Ex-capitão do Bope critica Pezão e afirma: “não vai resolver em dez meses um cenário de décadas”

  • Por Jovem Pan
  • 17/02/2018 14h36 - Atualizado em 17/02/2018 14h38
FÁBIO MOTTA/ESTADÃO CONTEÚDORio de Janeiro já tem a presença de tropas do exército nas ruas da cidade

O ex-capitão do Bope Paulo Storani afirmou, em entrevista exclusiva à Jovem Pan, que a intervenção no Rio de Janeiro é, na verdade, uma intercessão do governador do Estado, Luiz Fernando Pezão, e não da segurança pública. De acordo com ele, a ação ocorre devido à “incapacidade e incompetência já demonstrada”.

Storani disse ainda que não acredita que a intervenção federal vai surtir efeito na segurança do Rio de Janeiro. De acordo com ele, “não vai resolver em dez meses um cenário construído ao longo de décadas”.

“Nós temos uma legislação permissiva, voltada para proteger bandidos e fazer com que ele continue sendo bandidos. Pode chegar, depois de dez meses de intervenção, à conclusão que vários foram presos e colocados em liberdade para responder pelo crime para o qual foram presos e que sequer retornaram para dar continuidade ao processo”, afirmou o ex-capitão do Bope.

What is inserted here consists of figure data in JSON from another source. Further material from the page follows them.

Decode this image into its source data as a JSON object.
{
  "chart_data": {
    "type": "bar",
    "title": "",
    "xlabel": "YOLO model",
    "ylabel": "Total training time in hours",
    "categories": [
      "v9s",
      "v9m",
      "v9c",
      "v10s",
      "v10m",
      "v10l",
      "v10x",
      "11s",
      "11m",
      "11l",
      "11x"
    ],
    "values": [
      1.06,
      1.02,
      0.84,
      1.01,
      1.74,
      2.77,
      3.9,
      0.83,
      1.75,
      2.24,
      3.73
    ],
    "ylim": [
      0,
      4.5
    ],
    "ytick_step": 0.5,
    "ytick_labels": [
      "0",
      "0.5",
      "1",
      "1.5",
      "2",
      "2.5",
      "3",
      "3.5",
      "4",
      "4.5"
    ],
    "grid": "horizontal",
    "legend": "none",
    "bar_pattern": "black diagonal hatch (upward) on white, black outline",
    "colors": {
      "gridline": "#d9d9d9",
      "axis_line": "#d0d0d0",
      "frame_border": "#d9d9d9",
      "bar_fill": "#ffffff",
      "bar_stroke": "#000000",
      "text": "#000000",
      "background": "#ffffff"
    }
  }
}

Storani defendeu ações sociais para resolver, em longo prazo, o problema da criminalidade do Rio de Janeiro.

“Não pode se limitar a ação de polícia. Tem que ser acompanhado de ações pra atender àquela população local, que são as famosas ações sociais, pelo menos pra intervir esse círculo vicioso que alimenta o crime no Rio de Janeiro. É o jovem ter o crime como opção, não ter outra oportunidade. É a falta de tratamento ou criação de oportunidade não só pro jovem, mas para aquelas pessoas que estão desempregadas nas comunidades. É a gente pensar em outras formas de agir e não em contenção policial, que é o que tem sido feito nos últimos 30 anos e estamos agora provando que não é a solução”, explicou.

Carnaval

O Rio de Janeiro registrou diversas ocorrências de assalto, roubos, furtos, entre outros crimes durante as festas de carnaval na cidade. De acordo com o ex-capitão do Bope, Pezão foi informado de uma ação que poderia ter reduzido os casos de violência, mas não considerou a ação.

“Antes do carnaval, houve uma reunião com a cúpula da segurança pública e o governador, e uma recomendação de desmobilização de boa parte das UPPs e redistribuição dos efetivos das UPPs para os batalhões da Polícia Militar, inclusive, para reforçar a atividade rotineira, que é o policiamento ostensivo, é o policial na rua, inclusive se preparando para o carnaval. Foi negado pelo governador do Estado”, revelou Storani.

Durante o feriado, Pezão e Crivella, prefeito do Rio de Janeiro, viajaram. O governador estava em outra cidade do estado, já o segundo, estava na Europa buscando “soluções tecnológicas” para a segurança. Após o carnaval, Pezão admitiu que o Rio não estava preparado para receber o carnaval no que diz respeito à segurança.